The Black Life Matters has opened up a floodgate of introspection in cricket too and it started with Darren Sammy accusing his teammates at Sunrisers Hyderabad of racism which was followed by the MCC removing the paintings of Benjamin Aislabie from display because of his slave-trading link and finally the Michael Carberry interview on Cricket Badger Podcast which every person who is remotely interested in sport must-hear. Darren Sammy, Michael Carberry and Roland Butcher have started the equivalent of the #MeToo movement but this should not start or stop with only the Black or Caribbean community but it should extend to the whole BAME community.

It can be argued that Ranjitsinhji, were Indians who played for England but India did not exist then so the first person of Indian origin who played for England after the formation of India was South African born Basil D’Oliveira in 1966 who came to England in his 20’s which means that the first person of Indian origin to play for England was Nasser Hussain in 1990 which is nearly a decade after Roland Butcher becomes the first Black person who played for England. Unless I have missed a name; Monty Panesar was the first person of Indian origin without West Indian or South African heritage to play for England who was born in England! Monty made his debut a whole 129 years after the start of Tests and nearly 60 years after the independence of India.

I am grateful to this country because I was given the opportunity to vote in this country as a citizen of the Commonwealth but I was under no illusion then or now that discrimination of all kinds exists in this country which I dearly love. I stand and sing “God save the Queen” just as I do for “Jana Gana Mana” because I cannot deny my heritage even though India has disowned me by forcing me to surrender my passport. I support England and India in cricket but I have lost count of the number of times that I have been asked where my loyalties lie when both those countries play against each other. I felt that Ashwin’s dismissal of Buttler at the IPL was wrong not because I supported England but because it appears as if Ashwin intentionally delayed his normal release of the ball as stated in Law 41.16. Racism and discrimination in England whether consciously or otherwise exists and will not go away soon. I faced it when I first came into this country and even today I cannot help but wonder if confessing that I have Epilepsy or my name which reveals my ethnicity plays a role in missing opportunities.

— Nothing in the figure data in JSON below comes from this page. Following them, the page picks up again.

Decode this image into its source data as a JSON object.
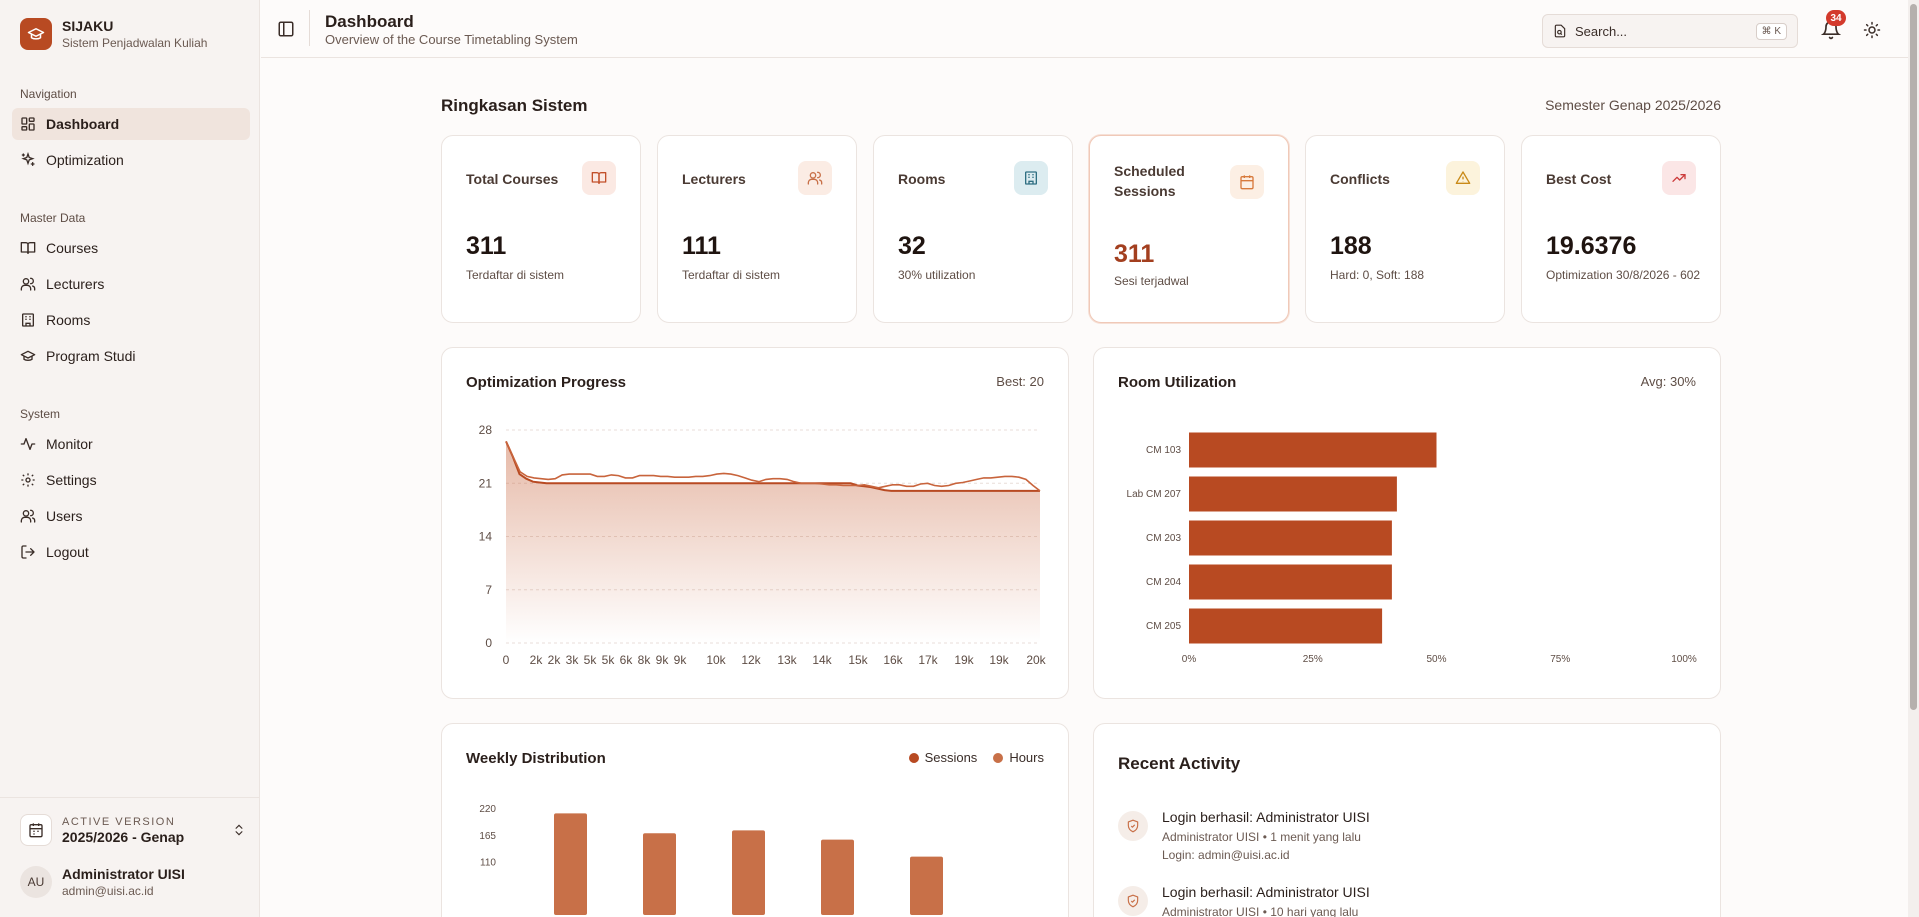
{
  "brand": {
    "name": "SIJAKU",
    "subtitle": "Sistem Penjadwalan Kuliah"
  },
  "sidebar": {
    "groups": [
      {
        "label": "Navigation",
        "items": [
          {
            "label": "Dashboard",
            "icon": "dashboard-icon",
            "active": true
          },
          {
            "label": "Optimization",
            "icon": "sparkles-icon"
          }
        ]
      },
      {
        "label": "Master Data",
        "items": [
          {
            "label": "Courses",
            "icon": "book-icon"
          },
          {
            "label": "Lecturers",
            "icon": "users-icon"
          },
          {
            "label": "Rooms",
            "icon": "building-icon"
          },
          {
            "label": "Program Studi",
            "icon": "graduation-cap-icon"
          }
        ]
      },
      {
        "label": "System",
        "items": [
          {
            "label": "Monitor",
            "icon": "activity-icon"
          },
          {
            "label": "Settings",
            "icon": "gear-icon"
          },
          {
            "label": "Users",
            "icon": "users-icon"
          },
          {
            "label": "Logout",
            "icon": "logout-icon"
          }
        ]
      }
    ],
    "version": {
      "label": "ACTIVE VERSION",
      "value": "2025/2026 - Genap"
    },
    "user": {
      "initials": "AU",
      "name": "Administrator UISI",
      "email": "admin@uisi.ac.id"
    }
  },
  "header": {
    "title": "Dashboard",
    "subtitle": "Overview of the Course Timetabling System",
    "search_placeholder": "Search...",
    "search_shortcut": "⌘ K",
    "notification_count": "34"
  },
  "summary": {
    "title": "Ringkasan Sistem",
    "semester": "Semester Genap 2025/2026",
    "cards": [
      {
        "label": "Total Courses",
        "value": "311",
        "note": "Terdaftar di sistem",
        "icon": "book-icon",
        "icon_bg": "#fbe9e3",
        "icon_color": "#c2502a"
      },
      {
        "label": "Lecturers",
        "value": "111",
        "note": "Terdaftar di sistem",
        "icon": "users-icon",
        "icon_bg": "#fbece4",
        "icon_color": "#c87048"
      },
      {
        "label": "Rooms",
        "value": "32",
        "note": "30% utilization",
        "icon": "building-icon",
        "icon_bg": "#dcecf0",
        "icon_color": "#2f6f82"
      },
      {
        "label": "Scheduled Sessions",
        "value": "311",
        "note": "Sesi terjadwal",
        "icon": "calendar-icon",
        "icon_bg": "#fcefe4",
        "icon_color": "#d77a3c",
        "highlight": true,
        "value_color": "#a33f1f"
      },
      {
        "label": "Conflicts",
        "value": "188",
        "note": "Hard: 0, Soft: 188",
        "icon": "alert-triangle-icon",
        "icon_bg": "#fcf3dc",
        "icon_color": "#c98a18"
      },
      {
        "label": "Best Cost",
        "value": "19.6376",
        "note": "Optimization 30/8/2026 - 602",
        "icon": "trending-up-icon",
        "icon_bg": "#fbe6e6",
        "icon_color": "#cc3b3b"
      }
    ]
  },
  "optimization_panel": {
    "title": "Optimization Progress",
    "meta": "Best: 20"
  },
  "room_panel": {
    "title": "Room Utilization",
    "meta": "Avg: 30%"
  },
  "weekly_panel": {
    "title": "Weekly Distribution",
    "legend": [
      "Sessions",
      "Hours"
    ]
  },
  "activity_panel": {
    "title": "Recent Activity",
    "items": [
      {
        "title": "Login berhasil: Administrator UISI",
        "meta": "Administrator UISI • 1 menit yang lalu",
        "detail": "Login: admin@uisi.ac.id"
      },
      {
        "title": "Login berhasil: Administrator UISI",
        "meta": "Administrator UISI • 10 hari yang lalu",
        "detail": ""
      }
    ]
  },
  "chart_data": [
    {
      "type": "area",
      "title": "Optimization Progress",
      "x_tick_labels": [
        "0",
        "2k",
        "2k",
        "3k",
        "5k",
        "5k",
        "6k",
        "8k",
        "9k",
        "9k",
        "10k",
        "12k",
        "13k",
        "14k",
        "15k",
        "16k",
        "17k",
        "19k",
        "19k",
        "20k"
      ],
      "ylim": [
        0,
        28
      ],
      "y_ticks": [
        0,
        7,
        14,
        21,
        28
      ],
      "series": [
        {
          "values": [
            26.5,
            24.5,
            22.2,
            21.6,
            21.2,
            21.1,
            21,
            21,
            21,
            21,
            21,
            21,
            21,
            21,
            21,
            21,
            21,
            21,
            21,
            21,
            21,
            21,
            21,
            21,
            21,
            21,
            21,
            21,
            21,
            21,
            21,
            21,
            21,
            21,
            21,
            21,
            21,
            21,
            21,
            21,
            21,
            21,
            21,
            21,
            21,
            21,
            21,
            21,
            21,
            21,
            21,
            21,
            20.7,
            20.6,
            20.5,
            20.3,
            20.1,
            20,
            20,
            20,
            20,
            20,
            20,
            20,
            20,
            20,
            20,
            20,
            20,
            20,
            20,
            20,
            20,
            20,
            20,
            20,
            20,
            20,
            20,
            20
          ]
        },
        {
          "values": [
            26.5,
            24.5,
            22.5,
            21.9,
            21.7,
            21.6,
            21.5,
            21.6,
            22.1,
            22.2,
            22.2,
            22.2,
            22.2,
            21.9,
            21.9,
            22.1,
            22,
            21.7,
            21.7,
            22,
            22,
            22,
            21.9,
            21.9,
            21.8,
            21.8,
            21.8,
            21.9,
            21.9,
            22,
            22.2,
            22.3,
            22.2,
            22,
            21.7,
            21.4,
            21.2,
            21.5,
            21.6,
            21.6,
            21.5,
            21.2,
            21,
            21,
            21,
            20.9,
            20.8,
            20.8,
            20.7,
            20.7,
            20.7,
            20.8,
            20.6,
            20.4,
            20.6,
            20.8,
            20.8,
            20.6,
            20.6,
            20.9,
            21,
            20.7,
            20.6,
            20.7,
            21,
            21.1,
            21.3,
            21.5,
            21.7,
            21.7,
            21.8,
            21.9,
            21.9,
            21.8,
            21.5,
            20.7,
            20
          ]
        }
      ],
      "grid": true
    },
    {
      "type": "bar",
      "orientation": "horizontal",
      "title": "Room Utilization",
      "categories": [
        "CM 103",
        "Lab CM 207",
        "CM 203",
        "CM 204",
        "CM 205"
      ],
      "values": [
        50,
        42,
        41,
        41,
        39
      ],
      "xlim": [
        0,
        100
      ],
      "x_tick_labels": [
        "0%",
        "25%",
        "50%",
        "75%",
        "100%"
      ],
      "color": "#b84a22"
    },
    {
      "type": "bar",
      "title": "Weekly Distribution",
      "series_names": [
        "Sessions",
        "Hours"
      ],
      "values": [
        209,
        168,
        174,
        155,
        120
      ],
      "y_ticks": [
        110,
        165,
        220
      ],
      "ylim": [
        0,
        220
      ],
      "color": "#c87048"
    }
  ]
}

I have been called numerous names since the start of Black Lives Matter because I have said that a quota system should not exist in cricket, I have been vocal in questioning the reason why nothing was done when there were discriminatory related killings in India and for criticising Indians for saying things against Pakistanis. I have thankfully had more positive experiences than bad so I am hopeful for the future that things will continue to improve because everyone has started talking about racism and discrimination.

3 thoughts on “Cricket: A British Indian Perspective.

  1. Helen Devries says:

    Thank you for such a thoughtful post…as you say, one can be unpopular for not following the herd and trying to be objective, but the points you make need to be discussed – preferably with cool heads and not just emotion.
    Which side do you support when India meet England? Simple…you support the game of cricket. The Tebbit test could only have come from someone blind to the glory of the game.

    Liked by 1 person

    1. psoans says:

      I used to say that I supported cricket when India and England play but I took a decision after the 2000th Test at Lord’s between England and India to support England. I could empathise with Eoin Morgan when he didn’t sing “God Save The Queen” for personal reasons but was thrilled when he started singing it again. Cool heads should prevail but I was able to have a decent conversation with one person on BLM. The points needs to be discussed but it has only happened when caribcricket podcast discusses the lack of players of Indian origin in West Indies and when Harsha Bhogle had the interview with Kumar Sangakkara. India is economically too powerful in cricket and globally to cause a controversy with.